Bij het BO MIRT in het najaar van 2017 is aangekondigd dat er € 50 miljoen beschikbaar wordt gesteld voor de aanpak van N-wegen, voortkomend uit het regeerakkoord Rutte III. Daarvan is € 25 beschikbaar voor de aanpak van N-wegen in beheer van het Rijk en € 25 miljoen voor maatregelen op Provinciale N-wegen. De Tweede Kamer is op 23 april 2018 geïnformeerd over de inzet van deze middelen (TK 34 775-A nr. 64). De financiële middelen voor N-wegen in beheer van het Rijk ad € 25 miljoen zijn toegevoegd aan het Meer Veilig programma. De maatregelen die binnen dit programma zullen worden uitgevoerd zijn nog in onderzoek.

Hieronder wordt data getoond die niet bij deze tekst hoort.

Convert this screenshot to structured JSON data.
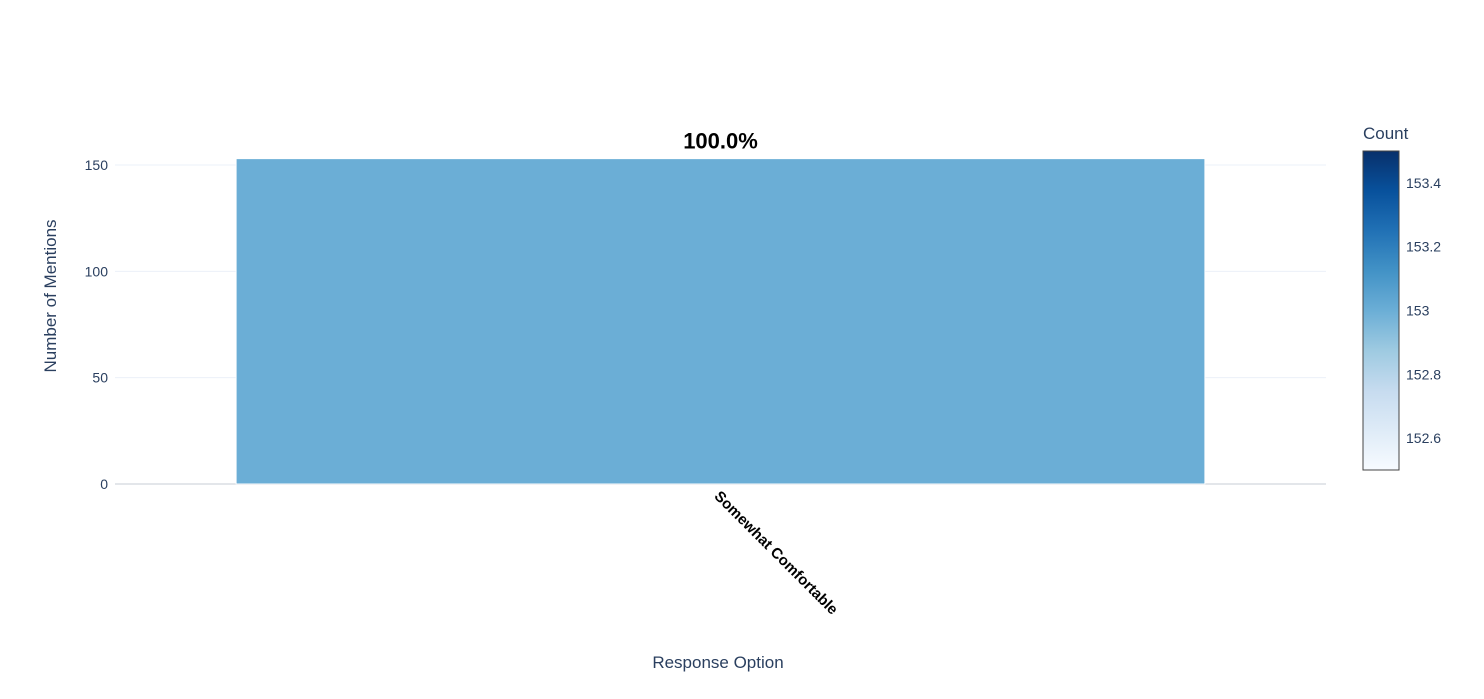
{
  "chart_data": {
    "type": "bar",
    "title": "",
    "categories": [
      "Somewhat Comfortable"
    ],
    "values": [
      153
    ],
    "data_labels": [
      "100.0%"
    ],
    "xlabel": "Response Option",
    "ylabel": "Number of Mentions",
    "ylim": [
      0,
      160
    ],
    "yticks": [
      0,
      50,
      100,
      150
    ],
    "grid": true,
    "bar_color": "#6baed6",
    "colorbar": {
      "title": "Count",
      "range": [
        152.5,
        153.5
      ],
      "ticks": [
        "152.6",
        "152.8",
        "153",
        "153.2",
        "153.4"
      ],
      "tick_values": [
        152.6,
        152.8,
        153.0,
        153.2,
        153.4
      ],
      "colorscale": "Blues",
      "colors": [
        "#f7fbff",
        "#deebf7",
        "#c6dbef",
        "#9ecae1",
        "#6baed6",
        "#4292c6",
        "#2171b5",
        "#08519c",
        "#08306b"
      ]
    }
  }
}
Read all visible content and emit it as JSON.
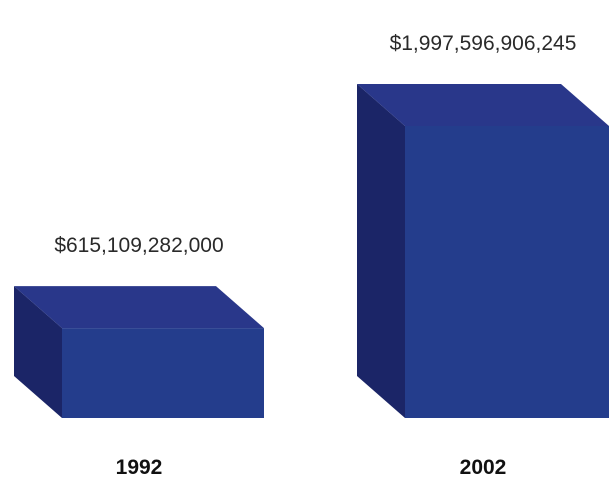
{
  "chart_data": {
    "type": "bar",
    "style": "3d-box",
    "categories": [
      "1992",
      "2002"
    ],
    "values": [
      615109282000,
      1997596906245
    ],
    "value_labels": [
      "$615,109,282,000",
      "$1,997,596,906,245"
    ],
    "title": "",
    "xlabel": "",
    "ylabel": "",
    "grid": false,
    "colors": {
      "front": "#243d8c",
      "side": "#1b2567",
      "top": "#29378a"
    }
  }
}
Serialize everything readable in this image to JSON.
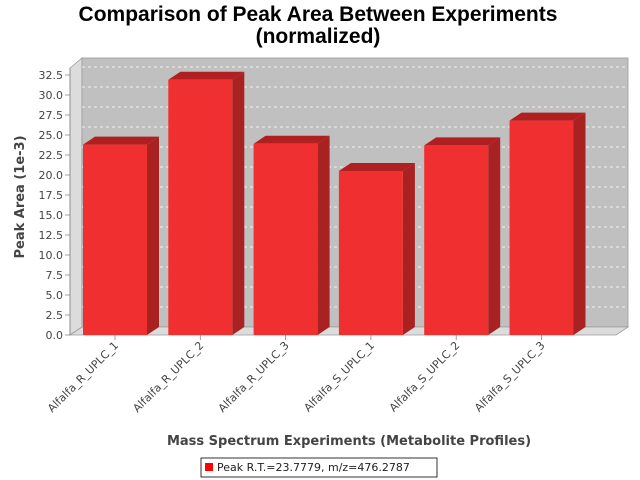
{
  "chart_data": {
    "type": "bar",
    "title": "Comparison of Peak Area Between Experiments",
    "subtitle": "(normalized)",
    "xlabel": "Mass Spectrum Experiments (Metabolite Profiles)",
    "ylabel": "Peak Area (1e-3)",
    "categories": [
      "Alfalfa_R_UPLC_1",
      "Alfalfa_R_UPLC_2",
      "Alfalfa_R_UPLC_3",
      "Alfalfa_S_UPLC_1",
      "Alfalfa_S_UPLC_2",
      "Alfalfa_S_UPLC_3"
    ],
    "series": [
      {
        "name": "Peak R.T.=23.7779, m/z=476.2787",
        "values": [
          23.8,
          31.9,
          23.9,
          20.5,
          23.7,
          26.8
        ]
      }
    ],
    "ylim": [
      0,
      33.5
    ],
    "yticks": [
      "0.0",
      "2.5",
      "5.0",
      "7.5",
      "10.0",
      "12.5",
      "15.0",
      "17.5",
      "20.0",
      "22.5",
      "25.0",
      "27.5",
      "30.0",
      "32.5"
    ],
    "grid": true,
    "legend_position": "bottom-center",
    "colors": {
      "bar_front": "#f03030",
      "bar_top": "#b02020",
      "bar_side": "#a82222",
      "plot_background": "#c0c0c0",
      "wall_side": "#dcdcdc",
      "floor": "#dcdcdc",
      "gridline": "#ffffff",
      "legend_swatch": "#ff0000"
    }
  }
}
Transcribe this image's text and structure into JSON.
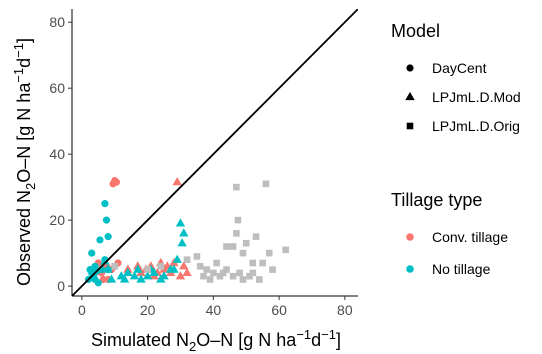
{
  "chart_data": {
    "type": "scatter",
    "xlabel": "Simulated N₂O–N [g N ha⁻¹d⁻¹]",
    "ylabel": "Observed N₂O–N [g N ha⁻¹d⁻¹]",
    "xlabel_parts": {
      "main": "Simulated N",
      "sub": "2",
      "mid": "O–N [g N ha",
      "sup1": "−1",
      "mid2": "d",
      "sup2": "−1",
      "end": "]"
    },
    "ylabel_parts": {
      "main": "Observed N",
      "sub": "2",
      "mid": "O–N [g N ha",
      "sup1": "−1",
      "mid2": "d",
      "sup2": "−1",
      "end": "]"
    },
    "xlim": [
      -3,
      84
    ],
    "ylim": [
      -3,
      84
    ],
    "x_ticks": [
      "0",
      "20",
      "40",
      "60",
      "80"
    ],
    "y_ticks": [
      "0",
      "20",
      "40",
      "60",
      "80"
    ],
    "x_tick_values": [
      0,
      20,
      40,
      60,
      80
    ],
    "y_tick_values": [
      0,
      20,
      40,
      60,
      80
    ],
    "reference_line": "1:1",
    "grid": false,
    "legend_placement": "right",
    "legends": [
      {
        "title": "Model",
        "key": "shape",
        "entries": [
          {
            "label": "DayCent",
            "shape": "circle"
          },
          {
            "label": "LPJmL.D.Mod",
            "shape": "triangle"
          },
          {
            "label": "LPJmL.D.Orig",
            "shape": "square"
          }
        ]
      },
      {
        "title": "Tillage type",
        "key": "color",
        "entries": [
          {
            "label": "Conv. tillage",
            "color": "#f8766d"
          },
          {
            "label": "No tillage",
            "color": "#00bfc4"
          }
        ]
      }
    ],
    "colors": {
      "conv": "#f8766d",
      "no": "#00bfc4",
      "orig": "#bebebe"
    },
    "series": [
      {
        "model": "DayCent",
        "tillage": "conv",
        "shape": "circle",
        "points": [
          [
            9.5,
            31
          ],
          [
            10,
            32
          ],
          [
            10.5,
            31.5
          ],
          [
            5,
            7
          ],
          [
            6,
            4
          ],
          [
            7.5,
            6
          ],
          [
            9,
            5
          ],
          [
            10,
            6
          ],
          [
            6.5,
            2
          ],
          [
            11,
            7
          ],
          [
            8,
            2
          ],
          [
            4,
            4
          ]
        ]
      },
      {
        "model": "DayCent",
        "tillage": "no",
        "shape": "circle",
        "points": [
          [
            7,
            25
          ],
          [
            7.5,
            20
          ],
          [
            8,
            15
          ],
          [
            5.5,
            14
          ],
          [
            3,
            10
          ],
          [
            4,
            6
          ],
          [
            2.5,
            5
          ],
          [
            3.5,
            3
          ],
          [
            2,
            2
          ],
          [
            4.5,
            4.5
          ],
          [
            6,
            5
          ],
          [
            7,
            8
          ],
          [
            5,
            1
          ],
          [
            3,
            4
          ],
          [
            8,
            5
          ],
          [
            4,
            2
          ]
        ]
      },
      {
        "model": "LPJmL.D.Mod",
        "tillage": "conv",
        "shape": "triangle",
        "points": [
          [
            29,
            31.5
          ],
          [
            14,
            5
          ],
          [
            17,
            6
          ],
          [
            19.5,
            5
          ],
          [
            21,
            6
          ],
          [
            23,
            4
          ],
          [
            24,
            7
          ],
          [
            25,
            5
          ],
          [
            26,
            6
          ],
          [
            27,
            4
          ],
          [
            28,
            7
          ],
          [
            30,
            3
          ],
          [
            31,
            6
          ],
          [
            32,
            4
          ],
          [
            22,
            3
          ],
          [
            18,
            4
          ]
        ]
      },
      {
        "model": "LPJmL.D.Mod",
        "tillage": "no",
        "shape": "triangle",
        "points": [
          [
            30,
            19
          ],
          [
            31,
            16
          ],
          [
            30.5,
            13
          ],
          [
            29,
            8
          ],
          [
            28,
            5
          ],
          [
            7,
            7.5
          ],
          [
            8,
            5
          ],
          [
            9,
            2
          ],
          [
            13,
            2
          ],
          [
            14,
            4
          ],
          [
            16,
            3
          ],
          [
            17,
            5
          ],
          [
            18,
            2
          ],
          [
            20,
            3
          ],
          [
            21,
            5
          ],
          [
            22,
            4
          ],
          [
            24,
            2
          ],
          [
            25,
            3
          ],
          [
            27,
            5
          ],
          [
            12,
            3
          ]
        ]
      },
      {
        "model": "LPJmL.D.Orig",
        "tillage": "conv",
        "shape": "square",
        "points": [
          [
            10,
            6
          ],
          [
            20,
            5
          ],
          [
            24,
            6
          ]
        ]
      },
      {
        "model": "LPJmL.D.Orig",
        "tillage": "no",
        "shape": "square",
        "points": [
          [
            56,
            31
          ],
          [
            47,
            30
          ],
          [
            47.5,
            20
          ],
          [
            47,
            16
          ],
          [
            53,
            15
          ],
          [
            50,
            13
          ],
          [
            49,
            10
          ],
          [
            44,
            12
          ],
          [
            46,
            12
          ],
          [
            57,
            10
          ],
          [
            62,
            11
          ],
          [
            58,
            5
          ],
          [
            55,
            7
          ],
          [
            52,
            4
          ],
          [
            51,
            3
          ],
          [
            48,
            4
          ],
          [
            46,
            3
          ],
          [
            44,
            5
          ],
          [
            41,
            7
          ],
          [
            40,
            4
          ],
          [
            38,
            5
          ],
          [
            37,
            3
          ],
          [
            35,
            9
          ],
          [
            32,
            8
          ],
          [
            43,
            4
          ],
          [
            54,
            2
          ],
          [
            39,
            2
          ],
          [
            36,
            6
          ],
          [
            42,
            3
          ],
          [
            52,
            7
          ],
          [
            49,
            2
          ]
        ]
      }
    ]
  }
}
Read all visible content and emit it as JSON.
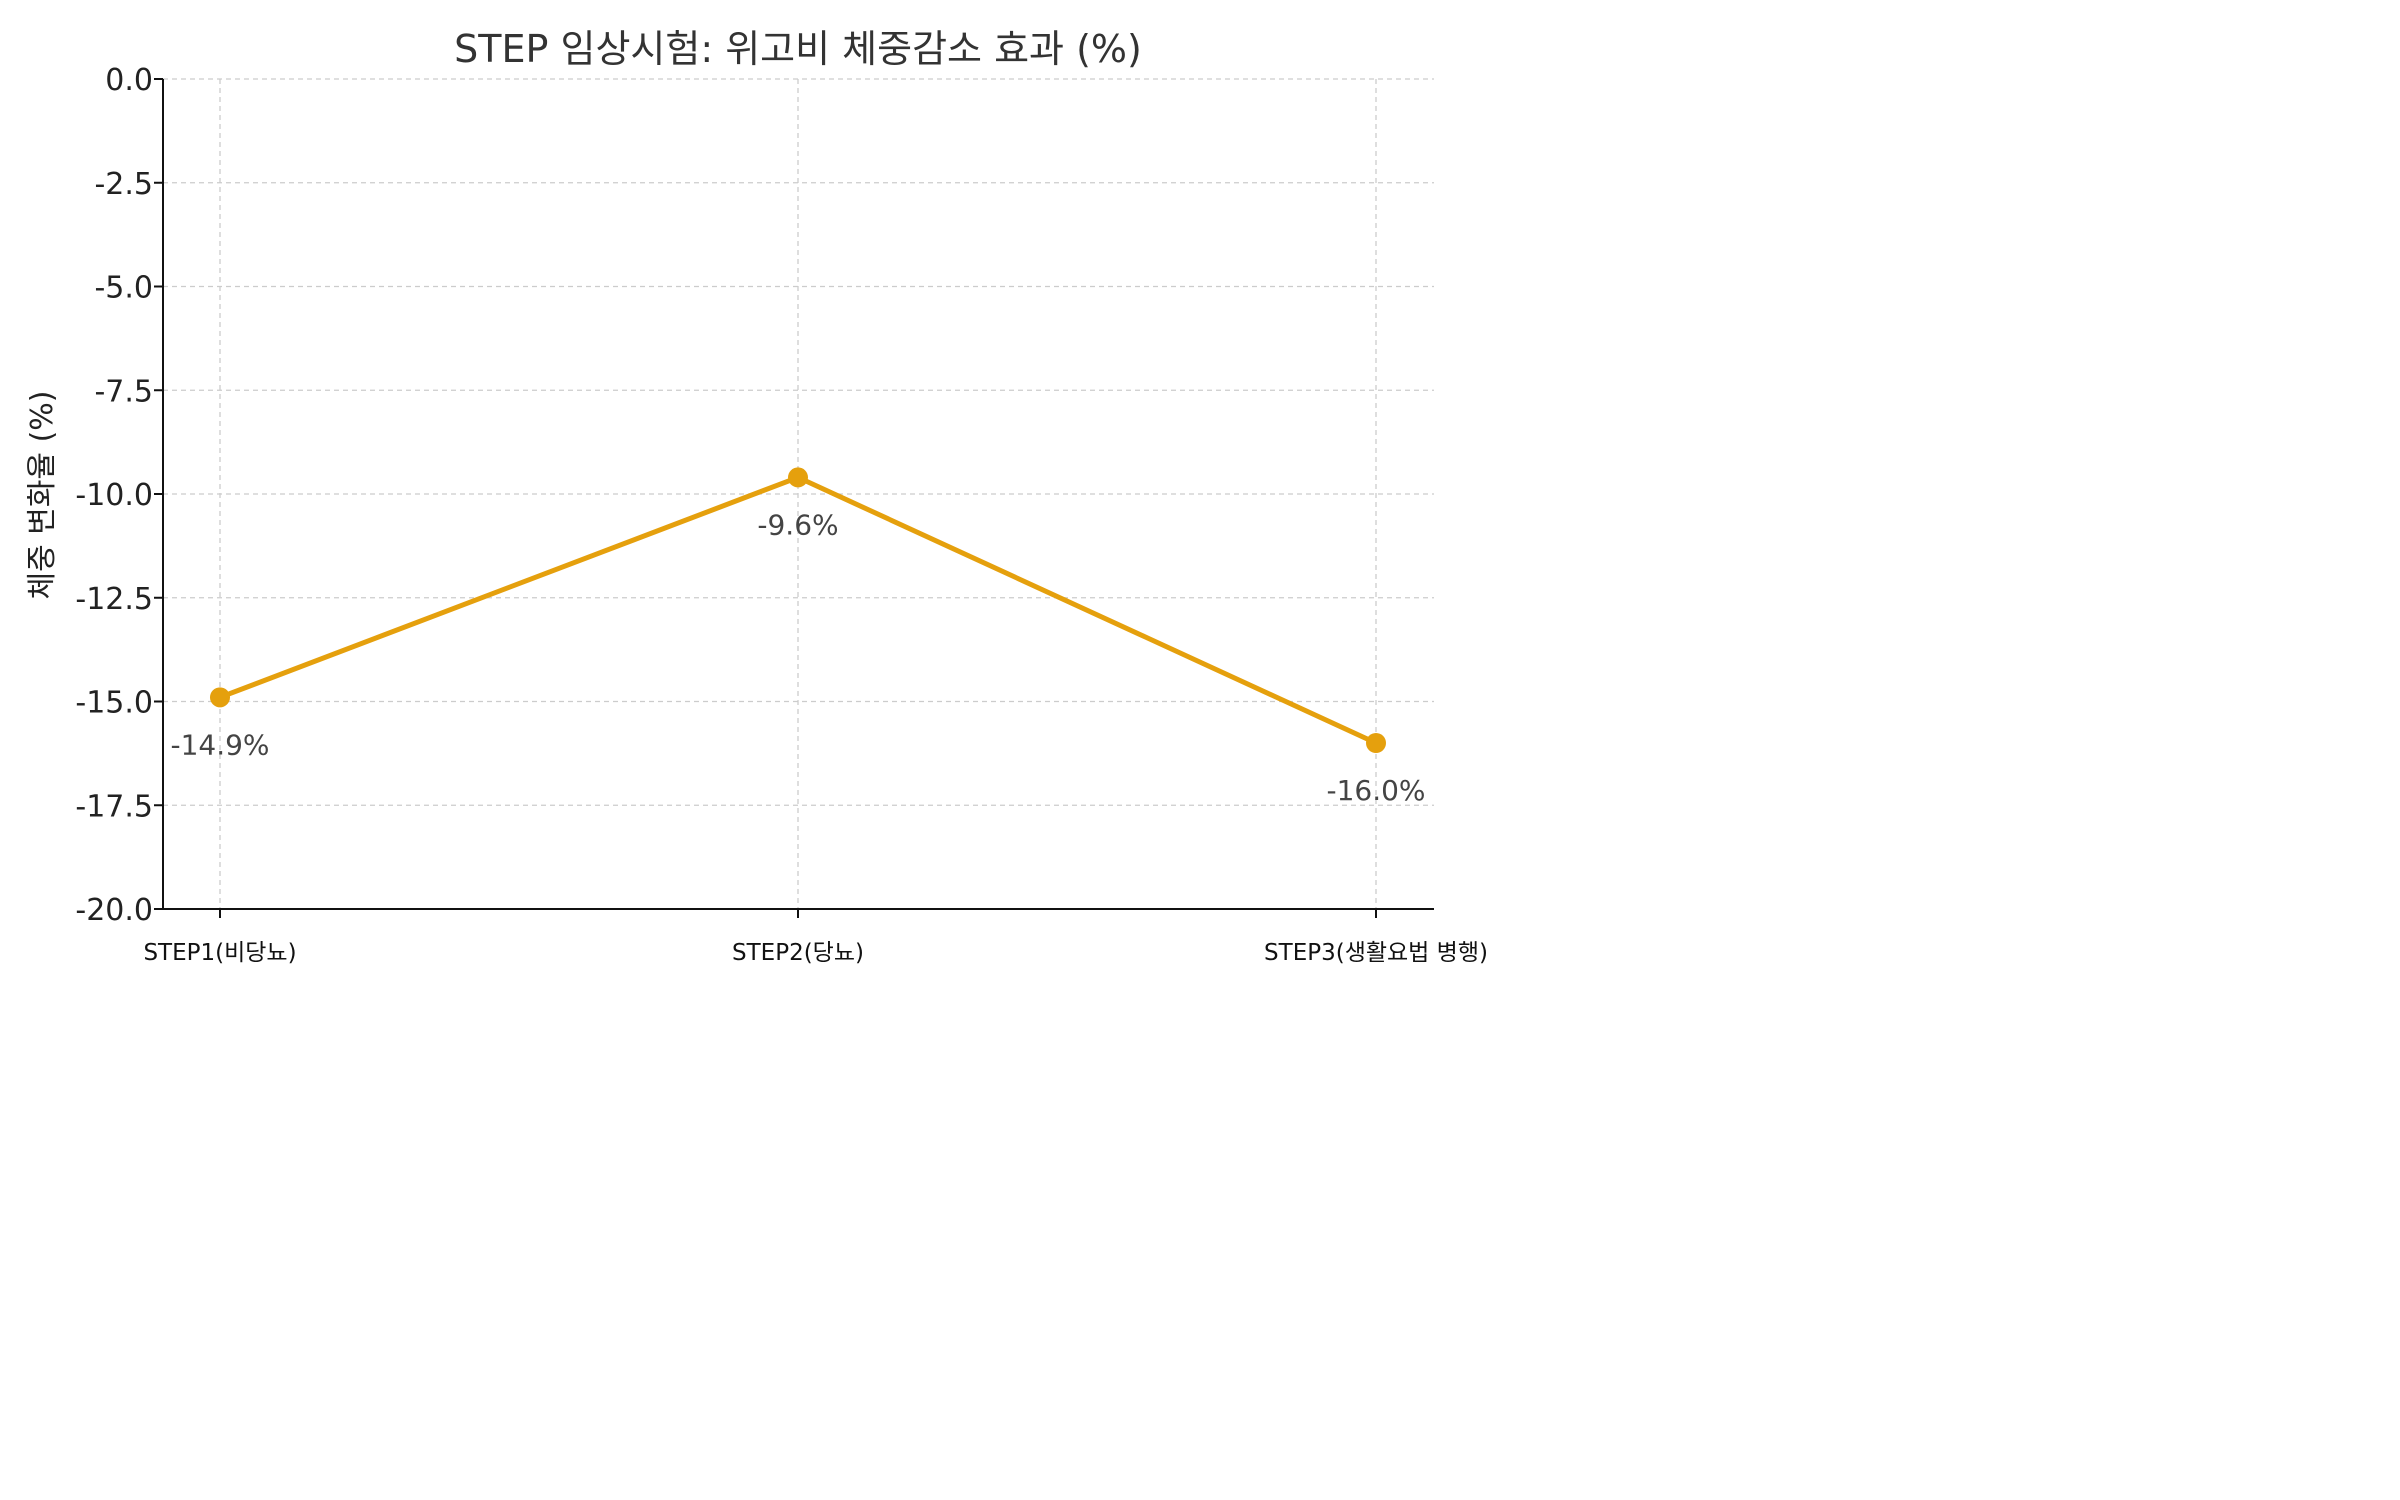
{
  "chart_data": {
    "type": "line",
    "title": "STEP 임상시험: 위고비 체중감소 효과 (%)",
    "xlabel": "",
    "ylabel": "체중 변화율 (%)",
    "categories": [
      "STEP1(비당뇨)",
      "STEP2(당뇨)",
      "STEP3(생활요법 병행)"
    ],
    "series": [
      {
        "values": [
          -14.9,
          -9.6,
          -16.0
        ],
        "color": "#e5a00d"
      }
    ],
    "data_labels": [
      "-14.9%",
      "-9.6%",
      "-16.0%"
    ],
    "ylim": [
      -20.0,
      0.0
    ],
    "yticks": [
      "0.0",
      "-2.5",
      "-5.0",
      "-7.5",
      "-10.0",
      "-12.5",
      "-15.0",
      "-17.5",
      "-20.0"
    ],
    "ytick_values": [
      0.0,
      -2.5,
      -5.0,
      -7.5,
      -10.0,
      -12.5,
      -15.0,
      -17.5,
      -20.0
    ],
    "grid": true,
    "legend": "none"
  }
}
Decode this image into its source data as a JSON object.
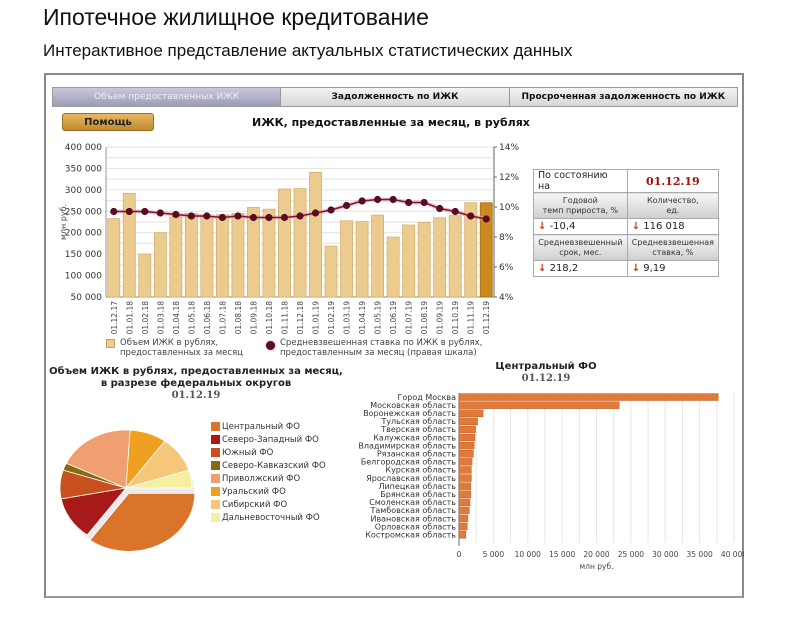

Maatregelpakket Verzorgingsplaatsen

Dit pakket is gericht op het oplossen van de meest acute kwantitatieve en kwalitatieve knelpunten op verzorgingsplaatsen langs (inter)nationale vrachtcorridors. Allereerst zijn om en nabij de 190 extra parkeerplaatsen aangelegd op de internationale corridors. Het gaat daarbij om circa tien locaties langs of bij de A1, A2, A12, A15 en A50. Daarnaast zijn op of in de nabijheid van internationale corridors circa 410 extra parkeerplaatsen gehuurd. Verder wordt op elf locaties langs de A7, A12, A27, A28 en A37 de capaciteit van de bestaande verzorgingsplaatsen uitgebreid met ongeveer 130 parkeerplaatsen. Aanvullend daarop is op circa zeventien locaties de kwaliteit van de verzorgingsplaatsen verbeterd en op basis-kwaliteitsniveau gebracht. Ten slotte wordt ook de bewegwijzering naar beveiligde parkeerplaatsen verbeterd.

Het totaal hiervoor beschikbare budget bedraagt € 25 miljoen. Daarvan is € 14 miljoen bestemd voor het uitbreiden van de parkeercapaciteit voor vrachtwagens op internationale corridors. Een bedrag van ruim € 8 miljoen is gereserveerd voor het uitbreiden van de capaciteit op andere locaties en het verbeteren van de kwaliteit van bestaande verzorgingsplaatsen. De resterende € 3 miljoen is gereserveerd voor aanvullende kleine maatregelen en de kosten van beheer en onderhoud. Inmiddels is het programma vrijwel afgerond. Een beperkt aantal werkzaamheden loopt door tot in 2021.

MJPO

Dit pakket betreft het Meerjarenprogramma Ontsnippering (MJPO). De laatste tranche maatregelen is sinds 2016 in uitvoering. Het programma is in 2018 grotendeels afgerond maar een aantal maatregelen loopt door tot in de periode 2019–2022, omdat deze zijn gecombineerd met grotere infrastructurele projecten. Hiertoe zijn nadere bestuurlijke en/of projectafspraken gemaakt. Een voorbeeld van een ontsnipperingsmaatregel is het plaatsen van een ecoduct of een wildtunnel onder de (spoor)weg door. Hierdoor kunnen dieren zich weer bewegen tussen twee natuurgebieden die gescheiden zijn geraakt (versnipperd) door de aanleg van Rijksinfrastructuur. Tevens worden aanrijdingen met dieren beperkt. Over de uitvoering van het MJPO wordt jaarlijks een verslag opgesteld met een overzicht van de gerealiseerde en nog te realiseren maatregelen. Dit jaarverslag wordt ook aan de Tweede Kamer gezonden. Het is te vinden op www.mjpo.nl.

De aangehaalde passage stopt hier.